Introduced in 2000, the upper pay scale was a fudge between New Labour’s desire to introduce performance pay to the public sector and the need to keep teaching unions on board by offering their members access to higher salaries.

So far it has achieved the latter with more than 90 per cent of eligible candidates progressing through the first two rounds. But ministers have argued for some time that this is unsustainable. This year Charles Clarke, the Education Secretary, told the School Teachers’ Review Body that it would add pound;700 million to English school wage bills by 2010.

The Government’s crude 30 per cent quota system for progression to the scale’s level 3 was rejected by the review body, much to unions’ relief.

But it has given all parties just six weeks to solve a problem that has been festering for years.

There are some very basic guidelines. The review body says the talks will need to come up with rigorous criteria to identify the best teachers, a grading system to rank the teachers and a system of external assessment.

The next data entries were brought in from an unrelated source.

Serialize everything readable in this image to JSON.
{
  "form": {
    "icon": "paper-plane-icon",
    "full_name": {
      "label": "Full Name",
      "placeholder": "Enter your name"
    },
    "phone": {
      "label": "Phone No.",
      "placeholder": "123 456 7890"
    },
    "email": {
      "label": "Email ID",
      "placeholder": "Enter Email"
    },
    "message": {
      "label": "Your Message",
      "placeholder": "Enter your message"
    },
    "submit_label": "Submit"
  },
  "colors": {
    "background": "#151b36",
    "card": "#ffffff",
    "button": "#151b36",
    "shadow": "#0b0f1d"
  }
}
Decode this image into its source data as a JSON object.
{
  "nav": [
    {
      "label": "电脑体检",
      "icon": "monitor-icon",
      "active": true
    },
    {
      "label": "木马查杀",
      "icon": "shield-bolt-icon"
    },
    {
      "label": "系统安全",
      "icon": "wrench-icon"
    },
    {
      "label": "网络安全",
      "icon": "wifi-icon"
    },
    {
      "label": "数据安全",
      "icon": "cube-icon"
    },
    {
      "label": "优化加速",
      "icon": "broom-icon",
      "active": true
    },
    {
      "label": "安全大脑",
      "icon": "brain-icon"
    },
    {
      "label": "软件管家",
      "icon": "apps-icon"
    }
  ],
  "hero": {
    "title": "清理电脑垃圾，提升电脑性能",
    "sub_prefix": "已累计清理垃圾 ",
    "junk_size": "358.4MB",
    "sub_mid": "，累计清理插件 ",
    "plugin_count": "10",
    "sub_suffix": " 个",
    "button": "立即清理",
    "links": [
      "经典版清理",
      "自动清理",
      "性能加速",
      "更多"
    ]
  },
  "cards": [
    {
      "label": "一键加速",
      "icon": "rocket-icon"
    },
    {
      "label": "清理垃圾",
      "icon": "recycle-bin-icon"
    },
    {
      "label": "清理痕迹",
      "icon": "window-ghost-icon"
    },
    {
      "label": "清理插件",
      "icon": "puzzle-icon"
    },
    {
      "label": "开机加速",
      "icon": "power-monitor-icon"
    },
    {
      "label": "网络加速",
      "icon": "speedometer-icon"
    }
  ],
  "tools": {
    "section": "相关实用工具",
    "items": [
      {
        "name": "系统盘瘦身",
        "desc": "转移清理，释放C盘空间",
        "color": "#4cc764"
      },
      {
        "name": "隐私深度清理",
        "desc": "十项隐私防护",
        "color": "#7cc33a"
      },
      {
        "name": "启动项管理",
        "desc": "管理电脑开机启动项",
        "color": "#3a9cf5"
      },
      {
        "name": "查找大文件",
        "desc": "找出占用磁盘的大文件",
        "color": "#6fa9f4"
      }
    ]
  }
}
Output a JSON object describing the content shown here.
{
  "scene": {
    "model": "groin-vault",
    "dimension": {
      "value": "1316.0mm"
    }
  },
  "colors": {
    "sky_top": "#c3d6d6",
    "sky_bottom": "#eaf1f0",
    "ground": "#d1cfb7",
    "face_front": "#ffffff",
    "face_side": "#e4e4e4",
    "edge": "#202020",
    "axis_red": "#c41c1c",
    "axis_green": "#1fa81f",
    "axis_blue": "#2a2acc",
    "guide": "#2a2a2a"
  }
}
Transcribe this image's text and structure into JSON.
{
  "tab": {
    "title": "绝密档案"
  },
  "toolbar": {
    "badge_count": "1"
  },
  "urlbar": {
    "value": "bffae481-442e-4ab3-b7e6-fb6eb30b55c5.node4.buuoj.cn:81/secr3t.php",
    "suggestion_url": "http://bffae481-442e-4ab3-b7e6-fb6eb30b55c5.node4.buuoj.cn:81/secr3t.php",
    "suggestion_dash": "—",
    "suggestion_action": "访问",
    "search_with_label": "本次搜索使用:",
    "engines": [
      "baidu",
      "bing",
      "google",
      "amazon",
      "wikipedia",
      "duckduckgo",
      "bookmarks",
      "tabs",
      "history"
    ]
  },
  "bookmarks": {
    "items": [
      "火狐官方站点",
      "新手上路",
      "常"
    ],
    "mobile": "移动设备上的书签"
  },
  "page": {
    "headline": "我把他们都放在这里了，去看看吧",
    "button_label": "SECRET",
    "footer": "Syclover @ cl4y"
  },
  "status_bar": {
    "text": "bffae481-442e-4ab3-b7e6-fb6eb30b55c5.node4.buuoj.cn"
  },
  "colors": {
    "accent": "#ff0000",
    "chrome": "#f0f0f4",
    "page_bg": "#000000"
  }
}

It says: “Assessing, evaluating and grading performance is not alien to schools; indeed, in relation to pupils it is part of the culture of education.”

But beyond that everything is open and a new system of management allowances has also been thrown into the melting pot. Positions are already entrenched and the language being used by all parties is far from optimistic.

Mary Bousted, general secretary of the Association of Teachers and Lecturers, anticipated “tough” discussions and John Dunford, her counterpart at the Secondary Heads Association, predicted that agreeing a solution within such a tight timescale would be “very difficult”.

David Hart, the National Association of Head Teachers’ general secretary, warned that any attempt to “squeeze” performance pay for teachers would be bound to lead to a revolt.

And Eamonn O’Kane, general secretary of the National Association of Schoolmasters Union of Women Teachers, questioned the statement by Mr Clarke that the talks should take place without preconditions. He said the decision to introduce new management allowances a year earlier than the review body recommended did not “bode well” for the discussions.

The best hope may be a compromise that allows the majority of candidates to progress to level 3 but dramatically alters the system for levels 4 and 5, possibly scrapping one of them.

Mr Clarke recognises it will be “difficult” to find a solution but said he was heartened by the success of the workload agreement. He is now statutorily obliged to include the National Union of Teachers, even though he is barely talking to the union because it did not sign the agreement.